Pokaż odpowiedzi: Chronologicznie | Od najwyższej oceny
103 wyświetlenia
No niestety... Tutaj jest wielu "fotografów" przekonanych o swojej nieomylności, bo gdzież pójdą popatrzeć na warsztat takiego Grzegorza M. bo przecież oni są sporo lepsi itp...No ale cóż, jak sie oferuje za darmo to chyba ludzie tego nie szanują... Tylko z drugiej strony po co płacić za wiedzę skoro można ją mieć za darmo np na takich "warsztatach"...No ale ja nie wnikam, dwóch chętnych się zgłosiło, czy było warto musza ocenić sami...

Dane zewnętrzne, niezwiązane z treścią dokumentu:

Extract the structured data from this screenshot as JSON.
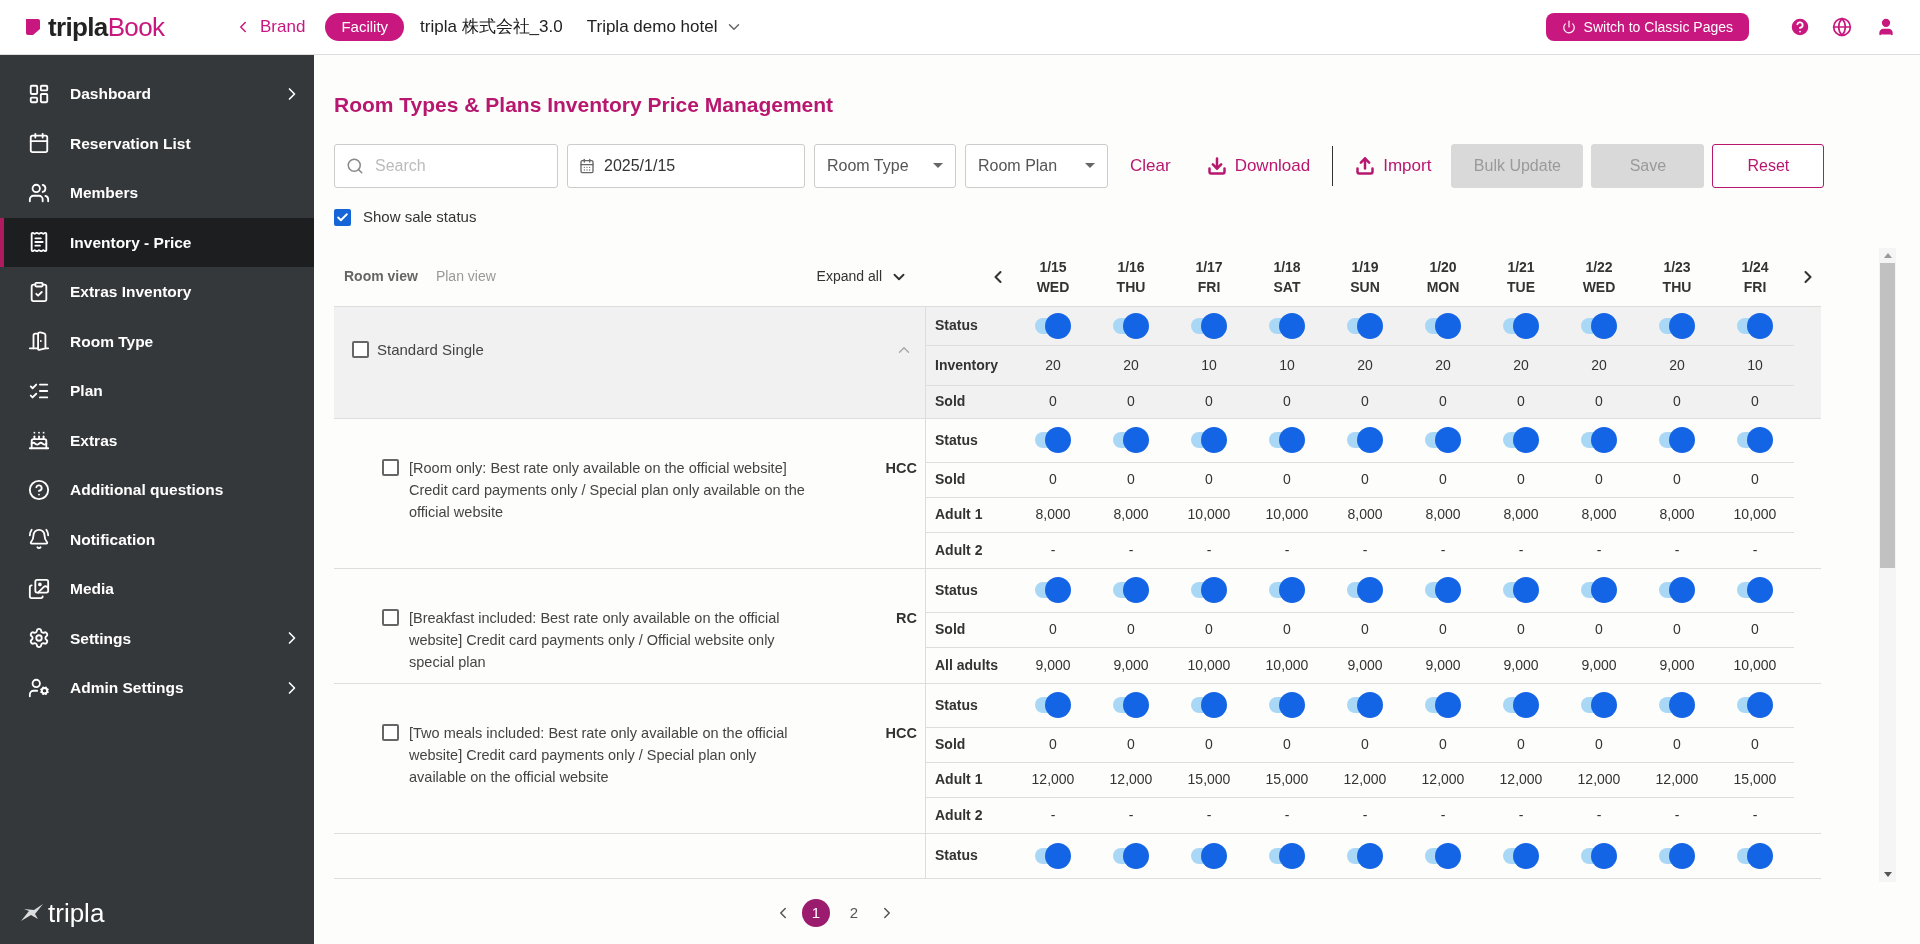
{
  "header": {
    "logo_part1": "tripla",
    "logo_part2": "Book",
    "back_link": "Brand",
    "facility_badge": "Facility",
    "company": "tripla 株式会社_3.0",
    "hotel": "Tripla demo hotel",
    "classic_button": "Switch to Classic Pages"
  },
  "sidebar": {
    "items": [
      {
        "label": "Dashboard",
        "selected": false,
        "has_submenu": true
      },
      {
        "label": "Reservation List",
        "selected": false,
        "has_submenu": false
      },
      {
        "label": "Members",
        "selected": false,
        "has_submenu": false
      },
      {
        "label": "Inventory - Price",
        "selected": true,
        "has_submenu": false
      },
      {
        "label": "Extras Inventory",
        "selected": false,
        "has_submenu": false
      },
      {
        "label": "Room Type",
        "selected": false,
        "has_submenu": false
      },
      {
        "label": "Plan",
        "selected": false,
        "has_submenu": false
      },
      {
        "label": "Extras",
        "selected": false,
        "has_submenu": false
      },
      {
        "label": "Additional questions",
        "selected": false,
        "has_submenu": false
      },
      {
        "label": "Notification",
        "selected": false,
        "has_submenu": false
      },
      {
        "label": "Media",
        "selected": false,
        "has_submenu": false
      },
      {
        "label": "Settings",
        "selected": false,
        "has_submenu": true
      },
      {
        "label": "Admin Settings",
        "selected": false,
        "has_submenu": true
      }
    ],
    "footer_logo": "tripla"
  },
  "page_title": "Room Types & Plans Inventory Price Management",
  "toolbar": {
    "search": {
      "placeholder": "Search"
    },
    "date": {
      "value": "2025/1/15"
    },
    "room_type": "Room Type",
    "room_plan": "Room Plan",
    "clear": "Clear",
    "download": "Download",
    "import": "Import",
    "bulk_update": {
      "label": "Bulk Update",
      "disabled": true
    },
    "save": {
      "label": "Save",
      "disabled": true
    },
    "reset": {
      "label": "Reset",
      "disabled": false
    }
  },
  "show_sale_status": {
    "label": "Show sale status",
    "checked": true
  },
  "view_tabs": [
    {
      "label": "Room view",
      "selected": true
    },
    {
      "label": "Plan view",
      "selected": false
    }
  ],
  "expand_all": "Expand all",
  "dates": [
    {
      "date": "1/15",
      "day": "WED"
    },
    {
      "date": "1/16",
      "day": "THU"
    },
    {
      "date": "1/17",
      "day": "FRI"
    },
    {
      "date": "1/18",
      "day": "SAT"
    },
    {
      "date": "1/19",
      "day": "SUN"
    },
    {
      "date": "1/20",
      "day": "MON"
    },
    {
      "date": "1/21",
      "day": "TUE"
    },
    {
      "date": "1/22",
      "day": "WED"
    },
    {
      "date": "1/23",
      "day": "THU"
    },
    {
      "date": "1/24",
      "day": "FRI"
    }
  ],
  "groups": [
    {
      "kind": "room",
      "name": "Standard Single",
      "checked": false,
      "expanded": true,
      "rows": [
        {
          "kind": "status",
          "label": "Status",
          "on": [
            true,
            true,
            true,
            true,
            true,
            true,
            true,
            true,
            true,
            true
          ]
        },
        {
          "kind": "values",
          "label": "Inventory",
          "values": [
            "20",
            "20",
            "10",
            "10",
            "20",
            "20",
            "20",
            "20",
            "20",
            "10"
          ]
        },
        {
          "kind": "values",
          "label": "Sold",
          "values": [
            "0",
            "0",
            "0",
            "0",
            "0",
            "0",
            "0",
            "0",
            "0",
            "0"
          ]
        }
      ]
    },
    {
      "kind": "plan",
      "name": "[Room only: Best rate only available on the official website] Credit card payments only / Special plan only available on the official website",
      "code": "HCC",
      "checked": false,
      "rows": [
        {
          "kind": "status",
          "label": "Status",
          "on": [
            true,
            true,
            true,
            true,
            true,
            true,
            true,
            true,
            true,
            true
          ]
        },
        {
          "kind": "values",
          "label": "Sold",
          "values": [
            "0",
            "0",
            "0",
            "0",
            "0",
            "0",
            "0",
            "0",
            "0",
            "0"
          ]
        },
        {
          "kind": "values",
          "label": "Adult 1",
          "values": [
            "8,000",
            "8,000",
            "10,000",
            "10,000",
            "8,000",
            "8,000",
            "8,000",
            "8,000",
            "8,000",
            "10,000"
          ]
        },
        {
          "kind": "values",
          "label": "Adult 2",
          "values": [
            "-",
            "-",
            "-",
            "-",
            "-",
            "-",
            "-",
            "-",
            "-",
            "-"
          ]
        }
      ]
    },
    {
      "kind": "plan",
      "name": "[Breakfast included: Best rate only available on the official website] Credit card payments only / Official website only special plan",
      "code": "RC",
      "checked": false,
      "rows": [
        {
          "kind": "status",
          "label": "Status",
          "on": [
            true,
            true,
            true,
            true,
            true,
            true,
            true,
            true,
            true,
            true
          ]
        },
        {
          "kind": "values",
          "label": "Sold",
          "values": [
            "0",
            "0",
            "0",
            "0",
            "0",
            "0",
            "0",
            "0",
            "0",
            "0"
          ]
        },
        {
          "kind": "values",
          "label": "All adults",
          "values": [
            "9,000",
            "9,000",
            "10,000",
            "10,000",
            "9,000",
            "9,000",
            "9,000",
            "9,000",
            "9,000",
            "10,000"
          ]
        }
      ]
    },
    {
      "kind": "plan",
      "name": "[Two meals included: Best rate only available on the official website] Credit card payments only / Special plan only available on the official website",
      "code": "HCC",
      "checked": false,
      "rows": [
        {
          "kind": "status",
          "label": "Status",
          "on": [
            true,
            true,
            true,
            true,
            true,
            true,
            true,
            true,
            true,
            true
          ]
        },
        {
          "kind": "values",
          "label": "Sold",
          "values": [
            "0",
            "0",
            "0",
            "0",
            "0",
            "0",
            "0",
            "0",
            "0",
            "0"
          ]
        },
        {
          "kind": "values",
          "label": "Adult 1",
          "values": [
            "12,000",
            "12,000",
            "15,000",
            "15,000",
            "12,000",
            "12,000",
            "12,000",
            "12,000",
            "12,000",
            "15,000"
          ]
        },
        {
          "kind": "values",
          "label": "Adult 2",
          "values": [
            "-",
            "-",
            "-",
            "-",
            "-",
            "-",
            "-",
            "-",
            "-",
            "-"
          ]
        }
      ]
    },
    {
      "kind": "plan",
      "rows": [
        {
          "kind": "status",
          "label": "Status",
          "on": [
            true,
            true,
            true,
            true,
            true,
            true,
            true,
            true,
            true,
            true
          ]
        }
      ]
    }
  ],
  "pagination": [
    {
      "label": "1",
      "selected": true
    },
    {
      "label": "2",
      "selected": false
    }
  ]
}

Ja się chętnie zgłoszę, jeśli nie jest wymagana codzienna dyspozycyjność:) Nie tak dawno ludzie prosili po różnych forach o możliwość asysty, a dziś... zresztą, lublin to specyficzny rynek....młodzi wolą imprezować niż szlifować warsztat. Jakby co-pisz na priv, jestem otwarty na różne formy współpracy. Pozdrawiam
eeeej no... ja też bym przyszła, tylko z buta do Lublina, czy Krakowa to za daleko troszkę;)
Ja też szukam asystenta.
Ja bym się z chęcią zgłosił, gdyby to była Warszawa.Uważam, że takie ogłoszenia to duża szansa, żeby polepszyć swój warsztat i podpatrzeć jak pracuje ktoś lepszy od nas samych.Jak kiedyś na studiach szukałem praktyk jako asystent, to niestety nie było w ogóle żadnych ofert, a teraz jest ich całkiem sporo, a ludzie jakoś nie korzystają.Dziwna sprawa, że nie ma chętnych bo jest to ogromna szansa.
a ja oferuje wiedzę praktyczną i teoretyczna z zakresu światła, Grzesio wie oco chodzi:)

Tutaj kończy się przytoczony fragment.